Bu durumu konuşmak için aile doktorunu aramış, doktor Fadime’nin ne kadar duyduğunu anlayabilmesi için Temel’e basit bir yöntem önermiş;




─ Yapacağın şey şu, karından 40 adım ileride dur, normal bir konuşma tonuyla bir şeyler söyle;

eğer duymazsa 30 adım ilerisinde aynı şeyi tekrarla, sonra 20 adım; cevap alana kadar aynı şeyi tekrarla.

O akşam Fadime mutfakta akşam yemeğini hazırlarken Temel işlemi uygulamaya koymuş.

40 adım uzaklıktan Fadime’ye normal bir konuşma tonuyla seslenmiş;

─ Fadime bu akşam yemekte ne var?

Ses yok.

Mutfağa biraz yaklaşmış. Mesafeyi 30 adıma indirmiş ve soruyu tekrarlamış;

─ Fadime bu akşam yemekte ne var?

─ Hala ses yok

Temel mutfağın kapısına gelmiş artık mesafe iyice azalmış ve soruyu tekrarlamış;

─ Fadime bu akşam yemekte ne var?

─ Yine cevap alamamış.

Bu sefer Fadime’ye iyice yaklaşmış ve aynı soruyu tekrar sormuş;

─ Fadime bu akşam yemekte ne var?

─ Ula Temel, beşinci kez söylüyorum, yemekte tavuk var.


Temel ve Boğaz Köprüsü


Boğaz turu düzenleyen Temel’in teknesinde Amerikalı bir turist vardır.

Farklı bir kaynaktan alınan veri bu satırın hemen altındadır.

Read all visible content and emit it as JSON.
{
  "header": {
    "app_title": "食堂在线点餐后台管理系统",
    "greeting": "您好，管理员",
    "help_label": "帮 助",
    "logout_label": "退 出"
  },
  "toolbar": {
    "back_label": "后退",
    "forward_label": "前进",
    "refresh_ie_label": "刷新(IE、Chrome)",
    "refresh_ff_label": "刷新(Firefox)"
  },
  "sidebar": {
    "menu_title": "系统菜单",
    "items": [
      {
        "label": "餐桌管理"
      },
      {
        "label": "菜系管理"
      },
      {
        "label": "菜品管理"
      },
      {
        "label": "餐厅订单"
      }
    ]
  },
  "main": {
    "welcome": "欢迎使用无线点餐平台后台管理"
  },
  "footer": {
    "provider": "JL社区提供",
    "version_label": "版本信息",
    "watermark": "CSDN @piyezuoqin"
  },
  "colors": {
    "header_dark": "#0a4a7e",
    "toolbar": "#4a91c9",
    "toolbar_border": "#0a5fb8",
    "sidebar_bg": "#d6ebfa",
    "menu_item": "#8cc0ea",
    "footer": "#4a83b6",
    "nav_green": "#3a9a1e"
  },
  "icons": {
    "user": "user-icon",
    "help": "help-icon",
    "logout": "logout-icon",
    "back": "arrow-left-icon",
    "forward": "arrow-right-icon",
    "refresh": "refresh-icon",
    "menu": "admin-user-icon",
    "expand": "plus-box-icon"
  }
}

Gezinti esnasında Amerikalı turist tarihi bir yapıyı göstererek sorar;

─ Bu bina ne kadar zamanda yapılmış? diye soruyor.

Temel;

─ Beş yıl, diye cevap veriyor.

Amerikalı Turist;

─ Yazık, bizde olsa bir yılda yapılırdı, diyor.

Biraz sonra filan camiyi görüyor;

─ Bu ne kadar zamanda yapılmış, diye soruyor.

Temel;

─ İki yıl, diye cevap veriyor.

Amerikalı turist;

─ Yazık be, bizde olsa üç ayda biterdi, diyor.

Temel iyice uyuz oluyor Amerikalıya. Ama bişey de diyemiyor.

Biraz sonra bir tarihi yapı daha görüyorlar…

Yine soruyor Amerikalı turist, Temel de “iki ay” diye cevap veriyor.

Adam yine “yazık be, bizde olsa bir haftada biter” diyor.

Temel iyice deliriyor, tam o sırada tekne Boğaz Köprüsü’nün altından geçmektedir.

Adam yukarıyı göstererek;

─ Bu köprü ne kadar zamanda yapıldı, diye soruyor bu defa.

Temel başını kaldırıp şaşkın şaşkın bakıyor köprüye;

─ Hangisi? Bu mu? Bilmem, bu dün burada yoktu!!!